Whether this probable differential neutralization of BLyS/APRIL heterotrimers has any therapeutic ramifications remains entirely speculative. In principle, the biologic activity of BLyS/APRIL heterotrimers in vivo may be greater than, less than, or equal to that of BLyS or APRIL homotrimers. Accordingly, the net effect of therapeutic neutralization of APRIL concomitant with neutralization of BLyS might be beneficial, harmful, or neutral in the context of the ongoing autoimmunity of SLE. Of note, the recombinant heterotrimers of Dillon and colleagues were considerably less potent in promoting in vitro human B-cell proliferation than were the corresponding BLyS or APRIL homotrimers, raising the possibility (but certainly not proving) that the in vivo biologic activity of BLyS/APRIL heterotrimers may be relatively insignificant in comparison with those of BLyS or APRIL homotrimers.
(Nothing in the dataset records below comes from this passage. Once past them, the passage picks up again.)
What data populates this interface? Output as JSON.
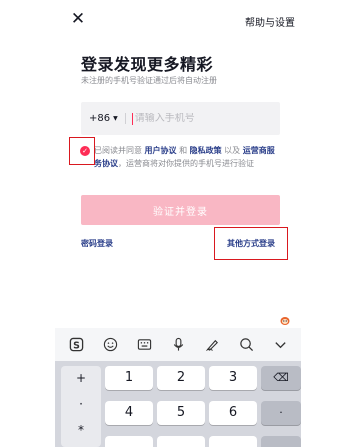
{
  "header": {
    "close_glyph": "✕",
    "help_label": "帮助与设置"
  },
  "main": {
    "title": "登录发现更多精彩",
    "subtitle": "未注册的手机号验证通过后将自动注册",
    "country_code": "+86",
    "phone_placeholder": "请输入手机号",
    "agree_prefix": "已阅读并同意 ",
    "user_agreement": "用户协议",
    "and": " 和 ",
    "privacy_policy": "隐私政策",
    "and2": " 以及 ",
    "carrier_agreement": "运营商服务协议",
    "agree_suffix": "，运营商将对你提供的手机号进行验证",
    "verify_button": "验证并登录",
    "password_login": "密码登录",
    "other_login": "其他方式登录"
  },
  "keyboard": {
    "toolbar_icons": [
      "sogou-icon",
      "emoji-icon",
      "keyboard-icon",
      "mic-icon",
      "handwrite-icon",
      "search-icon",
      "collapse-icon"
    ],
    "side_keys": [
      "+",
      "·",
      "*"
    ],
    "row1": [
      "1",
      "2",
      "3"
    ],
    "row2": [
      "4",
      "5",
      "6"
    ],
    "backspace_glyph": "⌫",
    "dot_key": "·"
  },
  "colors": {
    "accent": "#fe2c55",
    "button_disabled": "#f9b7c4",
    "link": "#2b3f8a",
    "highlight_box": "#d9181f"
  }
}
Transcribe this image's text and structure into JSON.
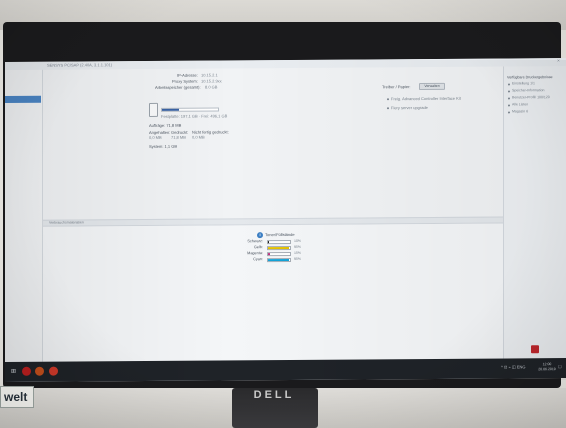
{
  "window": {
    "title": "SENSYS PC/SAP (2.40A, 3.1.1.101)",
    "close_glyph": "×"
  },
  "system_info": {
    "ip_address_label": "IP-Adresse:",
    "ip_address_value": "10.15.2.1",
    "proxy_label": "Proxy System:",
    "proxy_value": "10.15.2.9xx",
    "free_memory_label": "Arbeitsspeicher (gesamt):",
    "free_memory_value": "8.0 GB",
    "hdd_text": "Festplatte: 197,1 GB · Frei: 496,1 GB",
    "hdd_fraction": 0.3,
    "aufträge_label": "Aufträge: 71,8 MB",
    "gespeichert_header": "Angehalten:",
    "gedruckt_header": "Gedruckt:",
    "nicht_header": "Nicht fertig gedruckt:",
    "val1": "0,0 MB",
    "val2": "71,8 MB",
    "val3": "0,0 MB",
    "system_label": "System: 1,1 GB"
  },
  "drivers": {
    "title": "Treiber / Papier:",
    "button_label": "Verwalten",
    "items": [
      "Freig. Advanced Controller Interface Kit",
      "Fiery server upgrade"
    ]
  },
  "right_panel": {
    "title": "Verfügbare Druckergebnisse",
    "items": [
      "Einstellung 1/1",
      "Speicher-Information",
      "Benutzer-Profil/ 100/120",
      "Alle Listen",
      "Magazin 6"
    ]
  },
  "lower_section": {
    "section_title": "Verbrauchsmaterialien",
    "toner_title": "Toner/Füllstände",
    "toners": [
      {
        "name": "Schwarz:",
        "percent": 0.05,
        "percent_label": "10%",
        "color": "#1c1c1c"
      },
      {
        "name": "Gelb:",
        "percent": 0.95,
        "percent_label": "95%",
        "color": "#e5c200"
      },
      {
        "name": "Magenta:",
        "percent": 0.1,
        "percent_label": "15%",
        "color": "#c0307f"
      },
      {
        "name": "Cyan:",
        "percent": 0.95,
        "percent_label": "95%",
        "color": "#13a3d8"
      }
    ]
  },
  "taskbar": {
    "start_glyph": "⊞",
    "tray_glyphs": "^ ⊡ ⌁ ◫ ENG",
    "time": "12:00",
    "date": "20.06.2019",
    "notify_glyph": "☐",
    "app_colors": [
      "#c02020",
      "#c8501c",
      "#d23a2a"
    ]
  },
  "brand": {
    "monitor_logo": "DELL",
    "store_sign": "welt"
  },
  "colors": {
    "selection": "#4b86c6",
    "bezel": "#1a1a1c"
  }
}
Dillon and colleagues have also documented elevated circulating levels of native BLyS/APRIL heterotrimers in patients with SLE (but not with rheumatoid arthritis), although the precise stoichiometry of these heterotrimers in vivo remains unknown. The relative impotence of the recombinant BLyS/APRIL heterotrimers coupled to the uncertainty surrounding the in vivo stoichiometry of BLyS/APRIL heterotrimers highlight our current state of ignorance regarding these heterotrimers. We remain in the dark with regard to the mechanism and the regulation of heterotrimer formation in vivo, the interconversion (if any) between homotrimers and heterotrimers, and the dysregulation (if any) of such heterotrimers in disease states, such as SLE. Nonetheless, the preferential over expression of heterotrimers in SLE, but not in rheumatoid arthritis, raises the possibility that such heterotrimers may be playing a contributory role in SLE. Development of reagents that can specifically neutralize the BLyS (or APRIL) homotrimers but not the heterotrimers (or vice versa) will help resolve the BLyS/APRIL heterotrimeric enigma.